En Guinée-Bissau, l’opposition est vent debout contre une décision du président Umaro Sissoco Embalo de tenir les prochaines élections présidentielles et législatives le 30 novembre 2025, décision qui, selon elle, reviendrait à prolonger son mandat. Ses détracteurs dénoncent une manœuvre politique calculée, alors que certains experts juridiques estiment que ce choix respecte le cadre légal en vigueur.
Selon l’opposition, le mandat présidentiel aurait dû expirer dès le 27 février.

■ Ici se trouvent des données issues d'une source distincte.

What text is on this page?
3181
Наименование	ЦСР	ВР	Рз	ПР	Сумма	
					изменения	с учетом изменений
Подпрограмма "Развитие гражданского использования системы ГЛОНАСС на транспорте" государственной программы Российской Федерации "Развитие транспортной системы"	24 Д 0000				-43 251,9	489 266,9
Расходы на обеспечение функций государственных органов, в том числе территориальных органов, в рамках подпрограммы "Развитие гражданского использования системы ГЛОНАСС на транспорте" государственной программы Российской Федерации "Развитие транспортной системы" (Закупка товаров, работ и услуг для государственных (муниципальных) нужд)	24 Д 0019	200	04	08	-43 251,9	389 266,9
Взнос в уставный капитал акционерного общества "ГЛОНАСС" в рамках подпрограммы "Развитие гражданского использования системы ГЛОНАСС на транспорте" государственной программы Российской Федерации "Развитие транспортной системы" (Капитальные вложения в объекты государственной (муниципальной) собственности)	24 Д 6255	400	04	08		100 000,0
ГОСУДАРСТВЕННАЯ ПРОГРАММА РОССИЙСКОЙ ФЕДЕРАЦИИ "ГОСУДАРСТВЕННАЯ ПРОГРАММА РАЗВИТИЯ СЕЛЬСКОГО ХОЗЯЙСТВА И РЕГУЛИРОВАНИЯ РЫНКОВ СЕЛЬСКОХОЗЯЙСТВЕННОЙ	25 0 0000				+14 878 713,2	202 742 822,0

Cependant, des divergences subsistent quant à la date effective de fin du mandat : la Cour suprême a indiqué, dès le début du mois, que le président Embalo terminerait son mandat le 4 septembre, ce qui alimente une confusion juridique persistante.
Idrissa Djalo, figure de l’opposition, ne mâche pas ses mots
« Il a pris mandat le 27 février, donc son mandat prend fin dans trois jours. Ces deux dates résultent d’une subversion que ni l’un ni l’autre des partis ne veulent reconnaître, car elles dévoilent la responsabilité de la classe politique dominante bissau-guinéenne dans la violation de l’État de droit. »
À l’inverse, Ismael Sanha, maître en relations internationales, défend la légalité de la décision présidentielle
« La programmation simultanée des élections législatives et présidentielles est légale et conformément à l’article trois, point 2, de la loi électorale, qui prévoit que ces élections doivent se tenir entre le vingt-trois octobre et le vingt-cinq novembre de l’année marquant la fin de la législature et du mandat présidentiel. »
En décembre 2023, Umaro Sissoco Embalo avait dissous le Parlement, alors dominé par l’opposition, trois jours seulement après des affrontements armés qualifiés par le chef de l’exécutif de tentative de coup d’État. Il avait ensuite fixé au 24 novembre 2024 des législatives anticipées, date qu’il reportera sine die, évoquant des difficultés logistiques et financières.